Refinancing of the Finnish, German, and Benelux Assets Extends GNL's Overall Weighted Average Debt Duration from 3.3 Years at June 30, 2018 to 4.6 Years Today and Further Stabilizes Borrowing Costs
NEW YORK, July 15, 2019 /PRNewswire/ -- Global Net Lease, Inc. (GNL) (the "Company"), a real estate investment trust focused on the acquisition of net lease properties, has closed three multi-property financings during the current year for a total of €245.5 million ($279.2 million based on the prevailing exchange rate on June 30, 2019). The refinancings encumber 13 of GNL's assets located in Finland ("Finnish Multi-Property Financing"), Germany ("German Multi-Property Financing"), the Netherlands and Luxembourg ("Benelux Multi-Property Financing").
Finnish Multi-Property Financing
In February 2019, the Company, through certain of its subsidiaries, entered into a loan agreement with Nordea Bank ABP and borrowed €74.0 million secured by mortgages on its five properties in Finland. The maturity date of this loan is February 1, 2024, and it bears interest at a rate of 3-month Euribor plus 1.4% per year, with 80% of the principal amount of the loan fixed by swap agreements. The effective interest rate on this loan is 1.7%, which is a reduction from a weighted average interest rate of 2.3% for the loans that were previously secured by these properties. The loan is interest-only with the principal due at maturity. At the closing of the loan, €57.4 million was used to repay all outstanding indebtedness encumbering the five properties.
German Multi-Property Financing
In May 2019, the Company, through certain of its subsidiaries, entered into a loan agreement with Landesbank Hessen-Thüringen Girozentrale and borrowed €51.5 million secured by mortgages on five of its properties in Germany. The loan will be interest-only with the principal due at maturity, which will be June 30, 2023. The maturity date may be extended at the Company's option to February 29, 2024 subject to conditions. The loan initially bore interest at a rate of 3-month Euribor plus 1.80% per annum, but, following the replacement of an easement on one property, the loan will bear interest going forward at a rate of Euribor plus 1.55% per annum beginning on October 1, 2019. The Company also entered into a swap to fix the interest rate for 80% of the principal amount. The net proceeds from the loan were used to repay all €35.6 million outstanding in mortgage indebtedness that previously encumbered the properties that secured the loan. The repaid mortgage indebtedness bore interest at a weighted average rate of 1.62%.
Benelux Multi-Property Financing
In June 2019, the Company, through certain of its subsidiaries, entered into a loan agreement with Landesbank Hessen-Thüringen Girozentrale, and borrowed €120.0 million secured by mortgages on three of its properties in the Netherlands and Luxembourg. The Loan bears interest at a fixed rate of 1.383% and matures on June 11, 2024. The Loan is interest-only, with the principal due at maturity. At the closing of the Loan, approximately €80.3 million was used to repay all outstanding indebtedness encumbering two of the properties. The repaid mortgage indebtedness bore interest at a weighted average rate of 1.58%.

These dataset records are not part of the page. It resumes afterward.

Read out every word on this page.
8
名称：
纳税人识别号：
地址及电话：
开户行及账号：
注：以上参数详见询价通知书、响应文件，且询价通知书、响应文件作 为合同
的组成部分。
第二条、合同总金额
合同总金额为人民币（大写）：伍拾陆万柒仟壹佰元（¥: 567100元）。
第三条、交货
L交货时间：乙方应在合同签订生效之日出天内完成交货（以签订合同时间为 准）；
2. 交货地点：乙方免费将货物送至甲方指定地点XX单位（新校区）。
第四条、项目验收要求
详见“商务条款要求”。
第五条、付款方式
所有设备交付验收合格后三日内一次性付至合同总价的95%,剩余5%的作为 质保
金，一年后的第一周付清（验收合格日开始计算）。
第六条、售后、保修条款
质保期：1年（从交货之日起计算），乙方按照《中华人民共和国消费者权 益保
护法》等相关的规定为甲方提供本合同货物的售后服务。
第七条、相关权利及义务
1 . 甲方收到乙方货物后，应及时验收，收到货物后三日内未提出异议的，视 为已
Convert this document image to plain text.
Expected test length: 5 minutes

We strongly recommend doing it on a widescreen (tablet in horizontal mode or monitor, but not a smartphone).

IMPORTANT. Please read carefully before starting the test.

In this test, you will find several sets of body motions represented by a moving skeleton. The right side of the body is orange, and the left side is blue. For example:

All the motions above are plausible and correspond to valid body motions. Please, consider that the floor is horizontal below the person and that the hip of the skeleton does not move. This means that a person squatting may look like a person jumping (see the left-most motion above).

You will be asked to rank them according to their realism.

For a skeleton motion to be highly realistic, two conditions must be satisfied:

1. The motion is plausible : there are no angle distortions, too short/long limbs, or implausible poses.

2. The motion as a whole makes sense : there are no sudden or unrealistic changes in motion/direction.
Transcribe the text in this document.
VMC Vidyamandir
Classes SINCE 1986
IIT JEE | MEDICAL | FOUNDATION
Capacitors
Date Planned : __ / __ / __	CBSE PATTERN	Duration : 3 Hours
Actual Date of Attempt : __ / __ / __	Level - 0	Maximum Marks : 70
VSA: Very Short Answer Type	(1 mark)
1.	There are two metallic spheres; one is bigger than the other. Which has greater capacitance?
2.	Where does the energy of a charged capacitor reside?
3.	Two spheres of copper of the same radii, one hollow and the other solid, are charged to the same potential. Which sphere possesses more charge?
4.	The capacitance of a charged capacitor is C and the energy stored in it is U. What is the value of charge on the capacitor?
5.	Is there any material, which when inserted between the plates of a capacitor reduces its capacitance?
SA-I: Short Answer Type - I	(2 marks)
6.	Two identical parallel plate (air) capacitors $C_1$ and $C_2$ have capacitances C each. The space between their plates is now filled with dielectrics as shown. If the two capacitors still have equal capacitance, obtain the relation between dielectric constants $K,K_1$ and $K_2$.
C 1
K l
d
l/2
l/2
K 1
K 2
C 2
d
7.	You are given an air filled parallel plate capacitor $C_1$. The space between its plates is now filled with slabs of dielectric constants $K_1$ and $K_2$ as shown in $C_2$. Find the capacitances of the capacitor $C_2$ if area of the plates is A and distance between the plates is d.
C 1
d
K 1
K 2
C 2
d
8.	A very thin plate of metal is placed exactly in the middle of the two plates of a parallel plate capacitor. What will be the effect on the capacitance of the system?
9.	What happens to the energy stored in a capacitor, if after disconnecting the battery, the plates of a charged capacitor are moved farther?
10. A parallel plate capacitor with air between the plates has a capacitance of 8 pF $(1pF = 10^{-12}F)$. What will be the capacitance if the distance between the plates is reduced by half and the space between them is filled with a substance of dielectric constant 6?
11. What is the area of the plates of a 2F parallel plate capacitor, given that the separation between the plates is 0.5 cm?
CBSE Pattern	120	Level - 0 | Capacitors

About Global Net Lease, Inc.
Global Net Lease, Inc. (GNL) is a real estate investment trust listed on the NYSE focused on acquiring a diversified global portfolio of commercial properties, with an emphasis on sale-leaseback transactions involving single tenant, mission critical income producing net-leased assets across the United States, Western and Northern Europe. Additional information about GNL can be found on its website at www.globalnetlease.com.
The statements in this press release that are not historical facts may be forward-looking statements. These forward-looking statements involve risks and uncertainties that could cause actual results or events to be materially different. Forward-looking statements may include, but are not limited to, statements regarding stockholder liquidity and investment value and returns. The words "anticipates," "believes," "expects," "estimates," "projects," "plans," "intends," "may," "will," "would" and similar expressions are intended to identify forward-looking statements, although not all forward-looking statements contain these identifying words. Actual results may differ materially from those contemplated by such forward-looking statements, including those set forth in the Risk Factors section of GNL's most recent Annual Report on Form 10-K for the year ended December 31, 2018 filed February 28, 2019 and all other filings filed with the Securities and Exchange Commission after that date. Further, forward-looking statements speak only as of the date they are made, and GNL undertakes no obligation to update or revise any forward-looking statement to reflect changed assumptions, the occurrence of unanticipated events or changes to future operating results, unless required to do so by law.